Visiting Vietnam last December, 44 years after he first arrived as a U.S. Navy officer, Secretary of State John Kerry spoke movingly about how our nations are putting the past behind us.
Addressing business people and students, Secretary Kerry said, “I can’t think of two countries that have worked harder, done more and done better to try to bring themselves together and change history.”
Once adversaries, now partners, the U.S. and Vietnam are working together in a Comprehensive Partnership on economics, energy, the environment and international security. However, given our political, historical and cultural differences, it is understandable that there remain challenges, such as human rights.
After more than eight decades of colonial rule and more than four decades of wars, Vietnam understands the importance and value of human rights. We are engaging with the administration and Congress, taking serious steps to further human rights in our country. Vietnam aspires to be a state of the people, by the people and for the people — a goal that is at the heart of the American heritage and enshrined in Vietnam’s legal system. In 2013, after receiving more than 26 million comments from our citizens on the Internet, our National Assembly adopted a new Constitution, with its entire Chapter II devoted to 36 provisions dedicated to citizens’ rights.

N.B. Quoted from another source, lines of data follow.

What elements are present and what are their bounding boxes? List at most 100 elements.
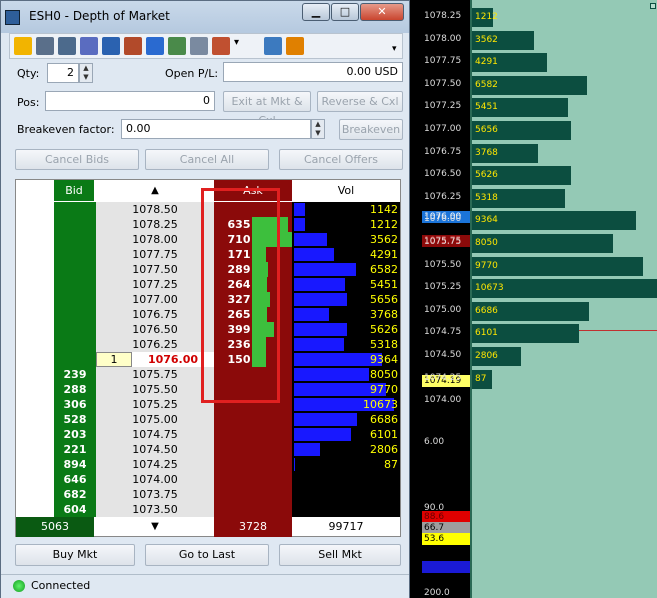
spin-down-icon[interactable]: ▼ — [312, 129, 324, 138]
price-cell[interactable]: 1076.50 — [96, 322, 214, 337]
cancel-offers-button[interactable]: Cancel Offers — [279, 149, 403, 170]
order-cell[interactable] — [16, 397, 54, 412]
price-cell[interactable]: 1076.25 — [96, 337, 214, 352]
bid-cell[interactable]: 203 — [54, 427, 96, 442]
gear-icon[interactable] — [58, 37, 76, 55]
vol-header[interactable]: Vol — [292, 180, 400, 201]
order-cell[interactable] — [16, 337, 54, 352]
scroll-down-icon[interactable]: ▼ — [96, 516, 214, 537]
exit-at-market-button[interactable]: Exit at Mkt & Cxl — [223, 91, 311, 127]
pencil-icon[interactable] — [14, 37, 32, 55]
order-cell[interactable] — [16, 472, 54, 487]
order-cell[interactable] — [16, 412, 54, 427]
price-cell[interactable]: 1077.25 — [96, 277, 214, 292]
breakeven-stepper[interactable]: ▲ ▼ — [311, 119, 325, 139]
bid-cell[interactable]: 894 — [54, 457, 96, 472]
order-cell[interactable] — [16, 457, 54, 472]
calculator-icon[interactable] — [36, 37, 54, 55]
dropdown-icon[interactable]: ▾ — [234, 37, 242, 55]
working-order-badge[interactable]: 1 — [96, 352, 132, 367]
breakeven-input[interactable]: 0.00 — [121, 119, 311, 139]
cancel-all-button[interactable]: Cancel All — [145, 149, 269, 170]
help-icon[interactable] — [102, 37, 120, 55]
price-cell[interactable]: 1075.00 — [96, 412, 214, 427]
price-cell[interactable]: 1077.75 — [96, 247, 214, 262]
ask-cell[interactable] — [214, 412, 292, 427]
ask-cell[interactable] — [214, 457, 292, 472]
chart-icon[interactable] — [264, 37, 282, 55]
order-cell[interactable] — [16, 262, 54, 277]
bid-cell[interactable]: 528 — [54, 412, 96, 427]
title-bar[interactable]: ESH0 - Depth of Market ▁ □ ✕ — [1, 1, 409, 33]
price-cell[interactable]: 1077.50 — [96, 262, 214, 277]
bid-cell[interactable] — [54, 232, 96, 247]
maximize-button[interactable]: □ — [331, 3, 359, 21]
link-icon[interactable] — [80, 37, 98, 55]
bid-cell[interactable] — [54, 277, 96, 292]
bid-cell[interactable]: 288 — [54, 382, 96, 397]
bid-cell[interactable]: 604 — [54, 502, 96, 517]
spin-up-icon[interactable]: ▲ — [80, 64, 92, 73]
ask-cell[interactable] — [214, 472, 292, 487]
ask-cell[interactable] — [214, 427, 292, 442]
price-cell[interactable]: 1074.75 — [96, 427, 214, 442]
cancel-bids-button[interactable]: Cancel Bids — [15, 149, 139, 170]
price-cell[interactable]: 1078.25 — [96, 217, 214, 232]
price-cell[interactable]: 1074.00 — [96, 472, 214, 487]
reverse-cancel-button[interactable]: Reverse & Cxl — [317, 91, 403, 112]
ask-cell[interactable] — [214, 487, 292, 502]
bid-cell[interactable]: 221 — [54, 442, 96, 457]
ask-cell[interactable] — [214, 502, 292, 517]
order-cell[interactable] — [16, 487, 54, 502]
price-cell[interactable]: 1075.25 — [96, 397, 214, 412]
order-cell[interactable] — [16, 322, 54, 337]
bid-cell[interactable] — [54, 217, 96, 232]
bid-cell[interactable] — [54, 307, 96, 322]
order-cell[interactable] — [16, 292, 54, 307]
order-cell[interactable] — [16, 307, 54, 322]
clock-icon[interactable] — [146, 37, 164, 55]
bid-cell[interactable] — [54, 337, 96, 352]
bid-cell[interactable]: 646 — [54, 472, 96, 487]
price-cell[interactable]: 1075.50 — [96, 382, 214, 397]
profile-scroll-handle[interactable] — [650, 3, 656, 9]
price-cell[interactable]: 1073.50 — [96, 502, 214, 517]
price-cell[interactable]: 1077.00 — [96, 292, 214, 307]
order-cell[interactable] — [16, 202, 54, 217]
minimize-button[interactable]: ▁ — [302, 3, 330, 21]
price-cell[interactable]: 1073.75 — [96, 487, 214, 502]
sell-market-button[interactable]: Sell Mkt — [279, 544, 401, 566]
breakeven-button[interactable]: Breakeven — [339, 119, 403, 140]
dom-icon[interactable] — [286, 37, 304, 55]
close-button[interactable]: ✕ — [360, 3, 404, 21]
order-cell[interactable] — [16, 502, 54, 517]
order-cell[interactable] — [16, 232, 54, 247]
spin-down-icon[interactable]: ▼ — [80, 73, 92, 82]
bid-cell[interactable] — [54, 352, 96, 367]
order-cell[interactable] — [16, 427, 54, 442]
spin-up-icon[interactable]: ▲ — [312, 120, 324, 129]
order-cell[interactable] — [16, 442, 54, 457]
order-cell[interactable] — [16, 277, 54, 292]
buy-market-button[interactable]: Buy Mkt — [15, 544, 135, 566]
network-icon[interactable] — [168, 37, 186, 55]
price-cell[interactable]: 1078.00 — [96, 232, 214, 247]
order-cell[interactable] — [16, 217, 54, 232]
bid-cell[interactable]: 239 — [54, 367, 96, 382]
shield-icon[interactable] — [190, 37, 208, 55]
order-cell[interactable] — [16, 247, 54, 262]
qty-input[interactable]: 2 — [47, 63, 79, 83]
price-cell[interactable]: 1076.75 — [96, 307, 214, 322]
bid-cell[interactable] — [54, 202, 96, 217]
bid-cell[interactable] — [54, 322, 96, 337]
price-cell[interactable]: 1075.75 — [96, 367, 214, 382]
ask-cell[interactable] — [214, 442, 292, 457]
go-to-last-button[interactable]: Go to Last — [145, 544, 269, 566]
user-tools-icon[interactable] — [212, 37, 230, 55]
bid-cell[interactable] — [54, 292, 96, 307]
price-cell[interactable]: 1074.25 — [96, 457, 214, 472]
bid-cell[interactable]: 306 — [54, 397, 96, 412]
price-cell[interactable]: 1074.50 — [96, 442, 214, 457]
price-cell[interactable]: 1078.50 — [96, 202, 214, 217]
bid-header[interactable]: Bid — [54, 180, 94, 201]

As a great American President, Franklin D. Roosevelt recognized freedom of speech and freedom of worship go hand-in-hand with freedom from fear and freedom from want. Vietnam’s economy is growing by an average of five to six percent annually, creating one million new jobs a year. From 2008 to 2012, average annual per capita income grew by 50 percent, and poverty declined by four percentage points. Economic growth allows Vietnam to invest more in the human development that is the cornerstone for human rights.
And Vietnam is one of the model nations in achieving the United Nation’s Millennium Development Goals. Vietnam outperforms countries with significantly higher income levels in education and health care outcomes. The country has achieved — ahead of the deadlines — most of the goals, most notably in poverty reduction, universal primary education, gender equality, maternal and child care, and control of malaria and other epidemics.
Vietnam has joined seven of nine United Nations Treaties on Human Rights, ratifying international conventions protecting the rights of women, children, and people with disabilities and prohibiting torture and human trafficking. We have participated in successive Universal Periodic Reviews by the United Nations Human Rights Council and are implementing their recommendations. Last year, Vietnam joined the UN Convention against torture, and we are amending the penal code, reducing the number of crimes punishable by death. In 2013, Vietnam became a member of the United Nations Human Rights Council.